Dosage adjustments for renal impairment: CrCl ≥30 to <50 mL/min, serum Cr ≤3 (men), ≤2.5 (women): 50 mg once daily. CrCl <30 mL/min, serum Cr >3 (men), >2.5 women), dialysis: 25 mg once daily.
Monitor: FBG, HbA1c
Pharmacology/Pharmacokinetics: Sitagliptin inhibits the dipeptidyl peptidase-4 (DDP-4) enzyme. DDP-4 is responsible for deactivating the incretin hormones glucagon-like peptide-1 (GLP-1) and glucose-dependent insulinotropic polypeptide (GIP). These hormones are released by the intestine in response to food and are credited with increasing insulin synthesis and release from pancreatic beta cells. GLP-1 also decreases hepatic glucose production by lowering glucagon secretion from pancreatic alpha cells. By inhibiting DDP-4, sitagliptin increases insulin and decreases glucagon in response to elevated blood glucose. Inhibition of DDP-4 by sitagliptin lasts for 24 hours. Sitagliptin is rapidly and almost completely absorbed orally with peak plasma levels being reached in 1-4 hours. Approximately 79% is excreted in the urine as unchanged drug, primarily by active tubular secretion. Plasma protein binding is low at 38%. The terminal half-life after an oral dose is approximately 12.4 hours.

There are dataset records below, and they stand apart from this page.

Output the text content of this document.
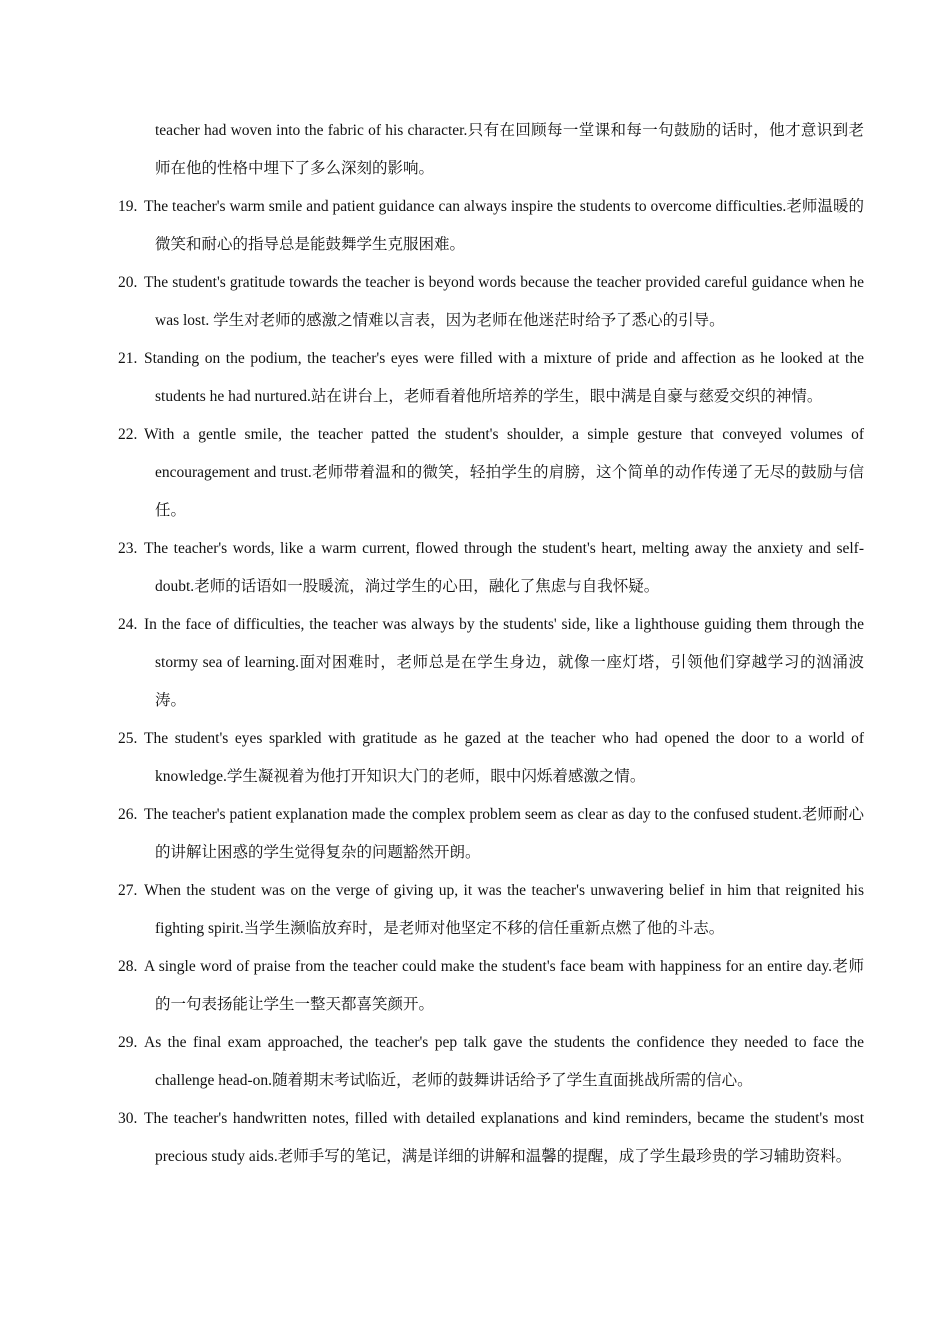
teacher had woven into the fabric of his character.只有在回顾每一堂课和每一句鼓励的话时，他才意识到老师在他的性格中埋下了多么深刻的影响。
19. The teacher's warm smile and patient guidance can always inspire the students to overcome difficulties.老师温暖的微笑和耐心的指导总是能鼓舞学生克服困难。
20. The student's gratitude towards the teacher is beyond words because the teacher provided careful guidance when he was lost. 学生对老师的感激之情难以言表，因为老师在他迷茫时给予了悉心的引导。
21. Standing on the podium, the teacher's eyes were filled with a mixture of pride and affection as he looked at the students he had nurtured.站在讲台上，老师看着他所培养的学生，眼中满是自豪与慈爱交织的神情。
22. With a gentle smile, the teacher patted the student's shoulder, a simple gesture that conveyed volumes of encouragement and trust.老师带着温和的微笑，轻拍学生的肩膀，这个简单的动作传递了无尽的鼓励与信任。
23. The teacher's words, like a warm current, flowed through the student's heart, melting away the anxiety and self-doubt.老师的话语如一股暖流，淌过学生的心田，融化了焦虑与自我怀疑。
24. In the face of difficulties, the teacher was always by the students' side, like a lighthouse guiding them through the stormy sea of learning.面对困难时，老师总是在学生身边，就像一座灯塔，引领他们穿越学习的汹涌波涛。
25. The student's eyes sparkled with gratitude as he gazed at the teacher who had opened the door to a world of knowledge.学生凝视着为他打开知识大门的老师，眼中闪烁着感激之情。
26. The teacher's patient explanation made the complex problem seem as clear as day to the confused student.老师耐心的讲解让困惑的学生觉得复杂的问题豁然开朗。
27. When the student was on the verge of giving up, it was the teacher's unwavering belief in him that reignited his fighting spirit.当学生濒临放弃时，是老师对他坚定不移的信任重新点燃了他的斗志。
28. A single word of praise from the teacher could make the student's face beam with happiness for an entire day.老师的一句表扬能让学生一整天都喜笑颜开。
29. As the final exam approached, the teacher's pep talk gave the students the confidence they needed to face the challenge head-on.随着期末考试临近，老师的鼓舞讲话给予了学生直面挑战所需的信心。
30. The teacher's handwritten notes, filled with detailed explanations and kind reminders, became the student's most precious study aids.老师手写的笔记，满是详细的讲解和温馨的提醒，成了学生最珍贵的学习辅助资料。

Drug Interactions: May increase the peak plasma drug concentration of digoxin.
Contraindications/Precautions: Contraindicated in patients who have shown hypersensitivity to any ingredient. Use with caution in patients with renal insufficiency (see dosage adjustments). The use of sitagliptin phosphate with drugs which may cause hypoglycemic reactions, including sulfonylureas or insulin, has not been adequately studied and these combinations should be avoided. Pregnancy Category B.

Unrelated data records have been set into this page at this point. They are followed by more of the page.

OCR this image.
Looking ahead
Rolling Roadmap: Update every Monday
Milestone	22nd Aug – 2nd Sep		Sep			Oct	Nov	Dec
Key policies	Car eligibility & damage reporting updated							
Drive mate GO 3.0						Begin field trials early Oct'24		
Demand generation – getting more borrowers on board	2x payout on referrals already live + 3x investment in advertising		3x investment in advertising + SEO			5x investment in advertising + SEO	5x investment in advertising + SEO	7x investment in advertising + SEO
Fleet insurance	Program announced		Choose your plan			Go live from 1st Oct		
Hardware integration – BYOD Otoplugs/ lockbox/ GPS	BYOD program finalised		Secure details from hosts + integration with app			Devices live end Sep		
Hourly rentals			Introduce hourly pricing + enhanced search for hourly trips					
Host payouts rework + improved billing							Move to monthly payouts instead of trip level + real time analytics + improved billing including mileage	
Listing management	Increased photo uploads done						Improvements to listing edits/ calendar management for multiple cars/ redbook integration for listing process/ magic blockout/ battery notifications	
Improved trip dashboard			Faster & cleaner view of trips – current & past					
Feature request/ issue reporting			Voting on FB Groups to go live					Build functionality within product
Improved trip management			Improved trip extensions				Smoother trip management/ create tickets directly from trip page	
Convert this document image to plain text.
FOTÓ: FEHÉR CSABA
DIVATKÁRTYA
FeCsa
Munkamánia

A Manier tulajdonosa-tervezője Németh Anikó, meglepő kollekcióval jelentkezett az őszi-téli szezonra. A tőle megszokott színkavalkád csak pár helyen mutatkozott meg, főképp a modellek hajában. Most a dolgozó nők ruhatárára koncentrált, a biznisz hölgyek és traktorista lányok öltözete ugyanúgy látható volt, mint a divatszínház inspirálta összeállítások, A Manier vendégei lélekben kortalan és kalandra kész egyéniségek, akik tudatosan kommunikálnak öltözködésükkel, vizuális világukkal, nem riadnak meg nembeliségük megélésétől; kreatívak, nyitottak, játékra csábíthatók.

Adverse Effects: The most common adverse effect is nasopharyngitis (5%).
Patient Consultation:
May be taken without regard to meals.
Closely follow recommended dietary and exercise instructions.
Quarterly HbA1c testing should be performed.
Store in a cool, dry place away from sunlight and children.
If a dose is missed, take it as soon as possible but do not double doses.
Call physician if the above side effects are persistent or severe.